A Neighborhood Transformed

What happens when a neighborhood is in a state of decline? Cities such as Pittsburgh, Pennsylvania, and Detroit, Michigan, have become empty shells of their former glory after industry left them behind. Prolonged vacancies result in neighborhoods that are no longer self-sustaining, filled with empty lots and abandoned buildings. 


fig. 9 and 10
The Heidelberg Project, Detroit, MI (Photos by Debra Jane Seltzer)

    The Heidelberg Project began in 1986 by Tyree Guyton in Detroit’s East Side neighborhood. It is an example of artworks that spark dialogue between vacancy and the community. Together with his grandfather, Guyton began cleaning up lots along Heidelberg and Elba streets in an area perceived as dangerous and unwelcoming. Guyton salvaged random material and transformed it into art installations, turning the neighborhood landscape into large art environments through the decoration of abandoned houses and yards6 [fig 9 and 10]. The art has empowered the neighborhood, instilling it with pride. It now welcomes 275,000 annual visitors to walk the streets at all times of day7

    The neighborhood provides a social critique of the blight and decay within the neighborhood and the city as whole. Twenty-four houses serve as inspiration to date, posing questions on the definition of community and the bonds that make a city work. On two occasions in the 1990s, the city of Detroit demolished a total of six houses in the Heidelberg Project, citing their existence as an impediment to urban planning. As a result, Guyton and supporters filed a civil lawsuit. The Wayne County circuit court ruled in their favor to protect the artist’s 1st amendment rights.  


fig. 11
Kea Tawana Ark, Newark, NJ (Photo by Camilo Jose Vergara)

    In a similar project, Kea Tawana built a wooden ark on city vacant land in Newark, New Jersey in 1981 [fig. 11]. Fed up with city neglect of the neighborhood since the 1967 riots, Tawana decided to create a massive structure – ninety feet wide and three stories high – using scavenged material. The ark served to provide hope and symbolize renewal. Unfortunately, the city decided to raze the structure, stating that its presence did not comply with code.

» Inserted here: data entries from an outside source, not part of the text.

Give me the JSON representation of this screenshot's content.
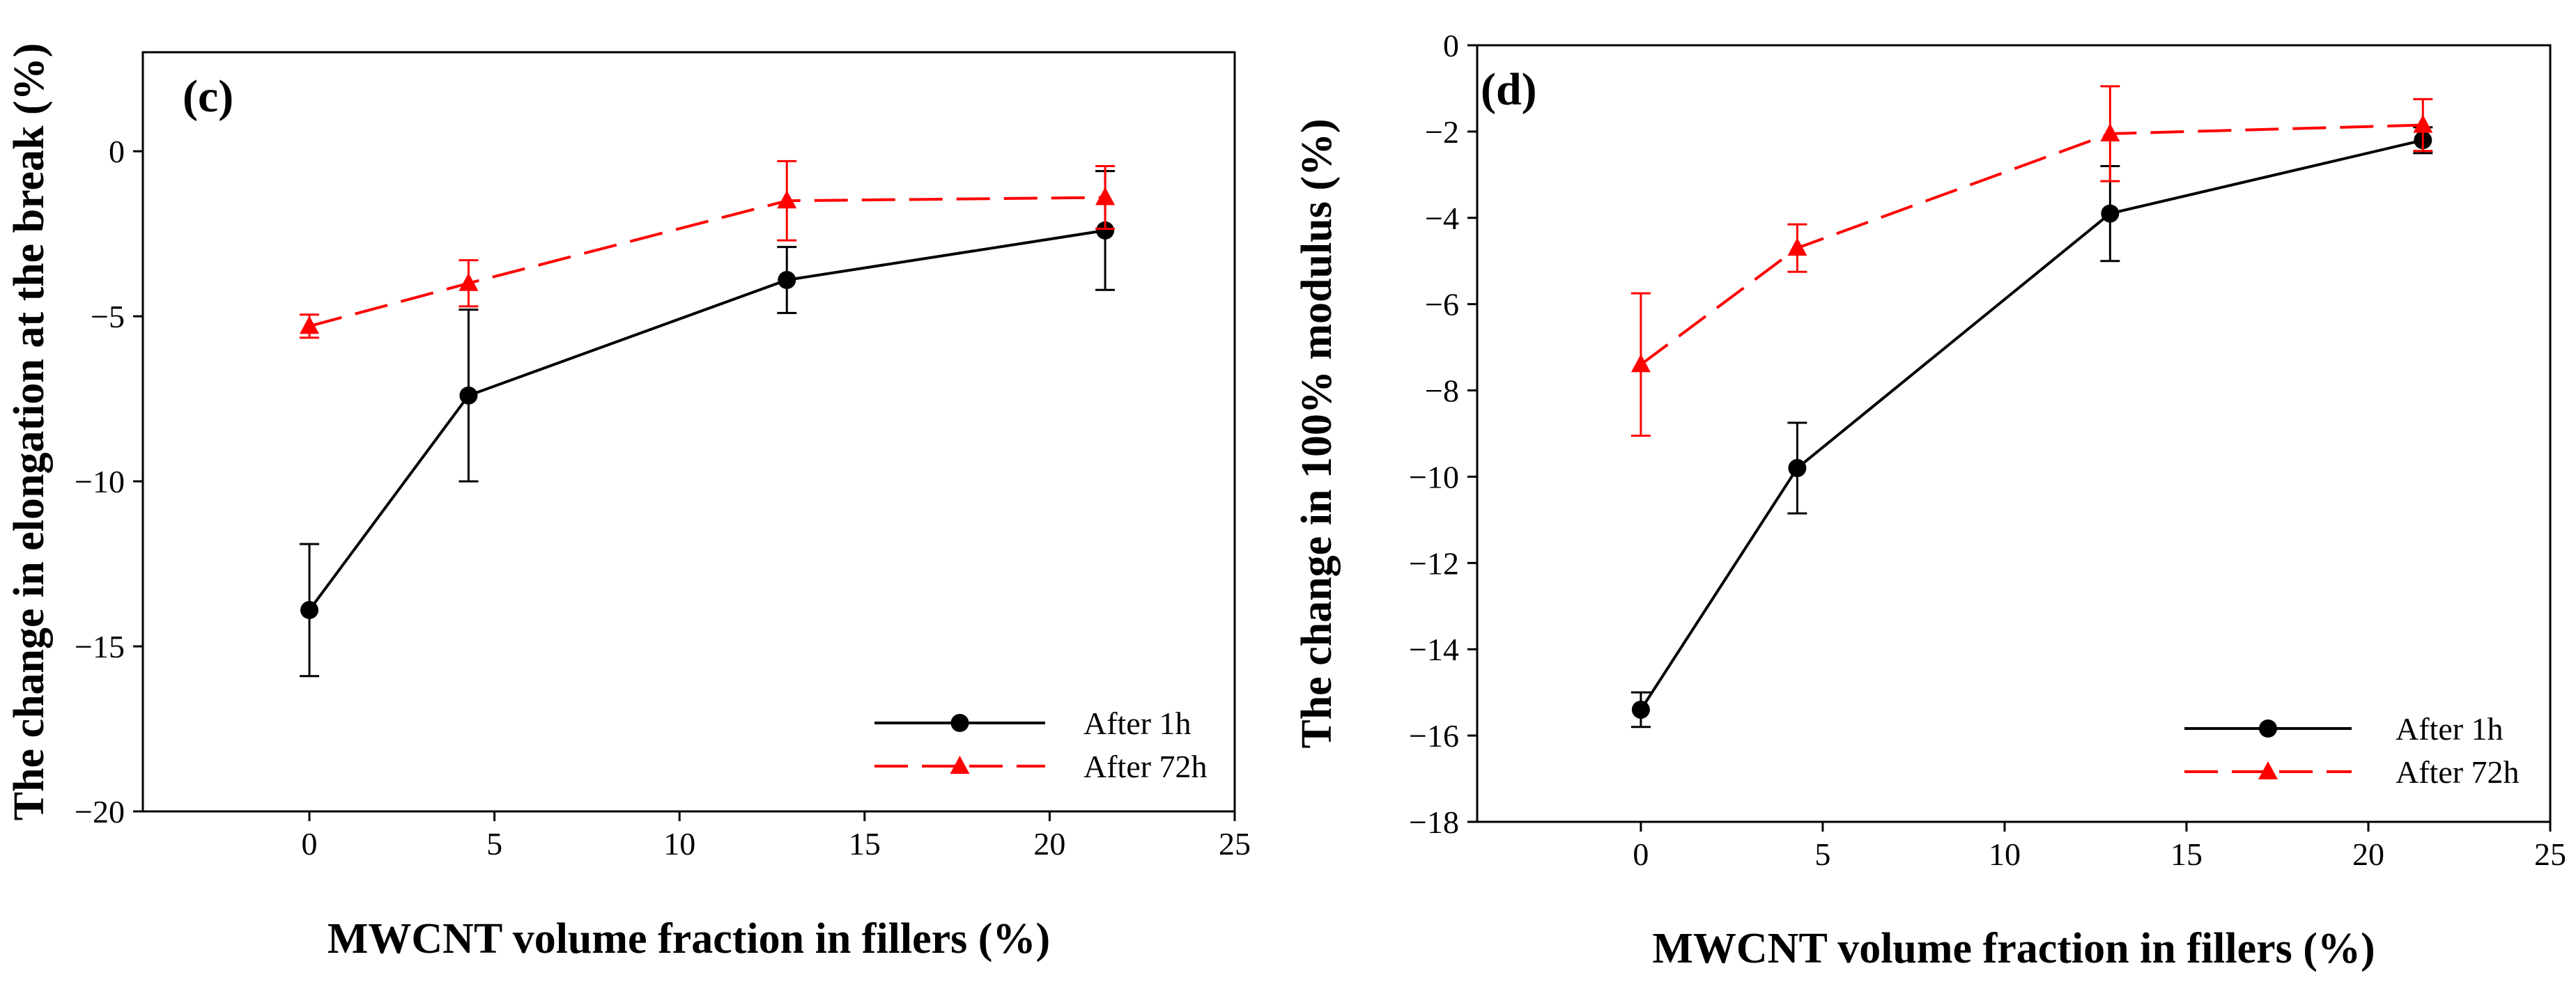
{
  "chart_data": [
    {
      "type": "line",
      "panel_label": "(c)",
      "xlabel": "MWCNT volume fraction in fillers (%)",
      "ylabel": "The change in elongation at the break (%)",
      "xlim": [
        -4.5,
        25
      ],
      "ylim": [
        -20,
        3
      ],
      "xticks": [
        0,
        5,
        10,
        15,
        20,
        25
      ],
      "yticks": [
        -20,
        -15,
        -10,
        -5,
        0
      ],
      "xtick_labels": [
        "0",
        "5",
        "10",
        "15",
        "20",
        "25"
      ],
      "ytick_labels": [
        "−20",
        "−15",
        "−10",
        "−5",
        "0"
      ],
      "legend_position": "bottom-right",
      "series": [
        {
          "name": "After 1h",
          "color": "#000000",
          "line_style": "solid",
          "marker": "circle",
          "x": [
            0,
            4.3,
            12.9,
            21.5
          ],
          "y": [
            -13.9,
            -7.4,
            -3.9,
            -2.4
          ],
          "err": [
            2.0,
            2.6,
            1.0,
            1.8
          ]
        },
        {
          "name": "After 72h",
          "color": "#ff0000",
          "line_style": "dashed",
          "marker": "triangle",
          "x": [
            0,
            4.3,
            12.9,
            21.5
          ],
          "y": [
            -5.3,
            -4.0,
            -1.5,
            -1.4
          ],
          "err": [
            0.35,
            0.7,
            1.2,
            0.95
          ]
        }
      ]
    },
    {
      "type": "line",
      "panel_label": "(d)",
      "xlabel": "MWCNT volume fraction in fillers (%)",
      "ylabel": "The change in 100% modulus (%)",
      "xlim": [
        -4.5,
        25
      ],
      "ylim": [
        -18,
        0
      ],
      "xticks": [
        0,
        5,
        10,
        15,
        20,
        25
      ],
      "yticks": [
        -18,
        -16,
        -14,
        -12,
        -10,
        -8,
        -6,
        -4,
        -2,
        0
      ],
      "xtick_labels": [
        "0",
        "5",
        "10",
        "15",
        "20",
        "25"
      ],
      "ytick_labels": [
        "−18",
        "−16",
        "−14",
        "−12",
        "−10",
        "−8",
        "−6",
        "−4",
        "−2",
        "0"
      ],
      "legend_position": "bottom-right",
      "series": [
        {
          "name": "After 1h",
          "color": "#000000",
          "line_style": "solid",
          "marker": "circle",
          "x": [
            0,
            4.3,
            12.9,
            21.5
          ],
          "y": [
            -15.4,
            -9.8,
            -3.9,
            -2.2
          ],
          "err": [
            0.4,
            1.05,
            1.1,
            0.3
          ]
        },
        {
          "name": "After 72h",
          "color": "#ff0000",
          "line_style": "dashed",
          "marker": "triangle",
          "x": [
            0,
            4.3,
            12.9,
            21.5
          ],
          "y": [
            -7.4,
            -4.7,
            -2.05,
            -1.85
          ],
          "err": [
            1.65,
            0.55,
            1.1,
            0.6
          ]
        }
      ]
    }
  ]
}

    All of these art environments respond to the social condition left by vacancy and address neglect by enlivening an abandoned lot or derelict building. They present playful and composed installations. Opinions of these creations vary between curiosity or intolerance. People living in the immediate area may be intolerant of the artistic squatting on the condemned property, and city intervention may coincide with neighborhood opposition through the introduction of city codes and regulations8.  


fig. 12
Evening view of the Heidelberg Project, Detroit, MI (Photo by Mike Budziak)

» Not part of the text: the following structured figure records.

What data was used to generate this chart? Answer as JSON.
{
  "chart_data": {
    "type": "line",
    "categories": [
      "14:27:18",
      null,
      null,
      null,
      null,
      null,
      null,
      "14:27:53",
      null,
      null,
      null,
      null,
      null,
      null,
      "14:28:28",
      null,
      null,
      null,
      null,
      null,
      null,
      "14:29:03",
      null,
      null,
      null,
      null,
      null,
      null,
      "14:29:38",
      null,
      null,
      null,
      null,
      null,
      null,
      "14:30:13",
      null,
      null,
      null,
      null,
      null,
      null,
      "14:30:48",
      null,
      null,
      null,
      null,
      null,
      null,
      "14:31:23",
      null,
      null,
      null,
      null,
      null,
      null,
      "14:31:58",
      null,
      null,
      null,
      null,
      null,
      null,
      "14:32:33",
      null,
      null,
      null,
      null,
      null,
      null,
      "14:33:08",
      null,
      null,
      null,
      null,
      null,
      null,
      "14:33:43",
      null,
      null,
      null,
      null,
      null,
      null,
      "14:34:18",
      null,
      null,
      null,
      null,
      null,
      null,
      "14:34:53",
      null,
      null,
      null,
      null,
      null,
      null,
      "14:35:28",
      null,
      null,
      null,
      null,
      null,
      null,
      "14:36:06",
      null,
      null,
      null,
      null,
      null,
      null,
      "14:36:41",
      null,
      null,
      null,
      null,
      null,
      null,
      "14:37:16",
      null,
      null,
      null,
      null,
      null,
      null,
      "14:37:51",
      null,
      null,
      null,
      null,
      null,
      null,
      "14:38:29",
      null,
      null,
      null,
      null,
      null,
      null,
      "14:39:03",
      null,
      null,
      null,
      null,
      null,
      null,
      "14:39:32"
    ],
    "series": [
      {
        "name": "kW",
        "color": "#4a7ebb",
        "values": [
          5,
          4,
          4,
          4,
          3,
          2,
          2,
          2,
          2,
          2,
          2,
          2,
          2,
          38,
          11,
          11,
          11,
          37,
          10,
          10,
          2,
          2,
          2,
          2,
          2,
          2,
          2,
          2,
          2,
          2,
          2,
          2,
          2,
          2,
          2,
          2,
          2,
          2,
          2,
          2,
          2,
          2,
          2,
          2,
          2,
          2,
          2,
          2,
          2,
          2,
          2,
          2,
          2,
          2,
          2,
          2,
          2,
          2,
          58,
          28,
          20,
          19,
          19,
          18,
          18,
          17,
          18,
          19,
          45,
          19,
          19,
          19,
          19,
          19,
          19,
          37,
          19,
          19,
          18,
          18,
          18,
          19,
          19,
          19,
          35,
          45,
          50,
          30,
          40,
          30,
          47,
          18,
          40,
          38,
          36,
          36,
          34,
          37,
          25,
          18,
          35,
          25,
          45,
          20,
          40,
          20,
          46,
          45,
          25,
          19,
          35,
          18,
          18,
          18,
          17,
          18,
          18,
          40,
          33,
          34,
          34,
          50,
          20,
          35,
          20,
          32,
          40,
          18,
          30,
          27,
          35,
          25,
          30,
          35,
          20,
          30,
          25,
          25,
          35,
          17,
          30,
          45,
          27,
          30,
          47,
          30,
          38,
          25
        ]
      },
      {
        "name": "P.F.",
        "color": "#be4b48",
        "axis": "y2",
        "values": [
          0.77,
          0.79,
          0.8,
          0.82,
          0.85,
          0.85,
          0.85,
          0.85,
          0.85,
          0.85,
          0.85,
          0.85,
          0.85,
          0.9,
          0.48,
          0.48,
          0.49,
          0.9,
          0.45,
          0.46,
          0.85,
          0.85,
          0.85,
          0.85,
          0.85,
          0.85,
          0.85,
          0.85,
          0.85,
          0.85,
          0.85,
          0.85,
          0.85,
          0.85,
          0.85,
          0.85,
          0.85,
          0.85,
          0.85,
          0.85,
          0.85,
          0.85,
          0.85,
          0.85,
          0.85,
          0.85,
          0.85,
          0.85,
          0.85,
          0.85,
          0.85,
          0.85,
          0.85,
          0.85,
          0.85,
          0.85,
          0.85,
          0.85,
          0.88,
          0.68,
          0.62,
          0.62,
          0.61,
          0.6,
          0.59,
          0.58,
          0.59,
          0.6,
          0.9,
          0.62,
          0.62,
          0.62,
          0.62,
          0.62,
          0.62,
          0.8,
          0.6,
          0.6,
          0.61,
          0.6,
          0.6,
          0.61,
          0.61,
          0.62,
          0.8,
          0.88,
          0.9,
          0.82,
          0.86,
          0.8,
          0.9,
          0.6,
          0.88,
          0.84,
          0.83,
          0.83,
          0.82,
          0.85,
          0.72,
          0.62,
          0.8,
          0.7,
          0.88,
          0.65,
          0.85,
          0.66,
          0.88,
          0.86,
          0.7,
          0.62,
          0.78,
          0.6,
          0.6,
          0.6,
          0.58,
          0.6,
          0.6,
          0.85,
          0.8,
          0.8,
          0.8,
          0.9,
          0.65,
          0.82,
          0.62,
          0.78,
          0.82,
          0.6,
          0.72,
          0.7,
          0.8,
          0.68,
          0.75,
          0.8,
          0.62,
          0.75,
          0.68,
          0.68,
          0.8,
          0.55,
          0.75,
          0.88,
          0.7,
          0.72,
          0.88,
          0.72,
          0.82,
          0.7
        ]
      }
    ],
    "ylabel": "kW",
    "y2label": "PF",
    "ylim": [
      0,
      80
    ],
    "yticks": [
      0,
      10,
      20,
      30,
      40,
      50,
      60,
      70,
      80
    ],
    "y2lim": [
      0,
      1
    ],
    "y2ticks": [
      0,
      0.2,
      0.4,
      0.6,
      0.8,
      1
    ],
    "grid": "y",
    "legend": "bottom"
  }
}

    One problem with the Heidelberg Project is that in the evening, the works recede back into their environment [fig. 12]. Street fixtures turn on, and the area visually reverts back to their status quo. The Heidelberg Project’s large-scale installations become monstrosities that scatter the landscape like the refuse found in a vacant lot. In addition, the low color rendering index (CRI) of the high-pressure sodium lighting washes everything in a sickly yellow [fig 13 and 14], eliminating the vibrant colors painted by Guyton on these projects. Either taken as individual works or a whole environment, the failure to highlight these art transformations reduces the vital uniqueness on display.  


fig. 13 and 14
Evening view of the Heidelberg Project, Detroit, MI (Photos by Mike Budziak)

    To provide the works with special lighting might allow the Heidelberg Project to continue its discourse. This can be accomplished with temporary fixtures strategically placed onsite to create dramatic effect. By using a lamp with a higher CRI than HPS, these scenes would contrast from the streetscape and better display the vacant condition. The creation of spectacle is not the intent. Instead, the light provides a vehicle to support the social commentary of the artist author.

6 Guyton, Tyree. Connecting the Dots: Tyree Guyton’s Heidelberg Project. (Detroit: Wayne State University Press, 2007), 1.

7 “Heidelberg Project”. Available from Wikipedia: <http://en.wikipedia.org/wiki/Heidelberg_Project> (accessed 1 February 2010).

8 Brown, Chip. “Tawana’s Ark”, New York Magazine, 6 April 1987, 22.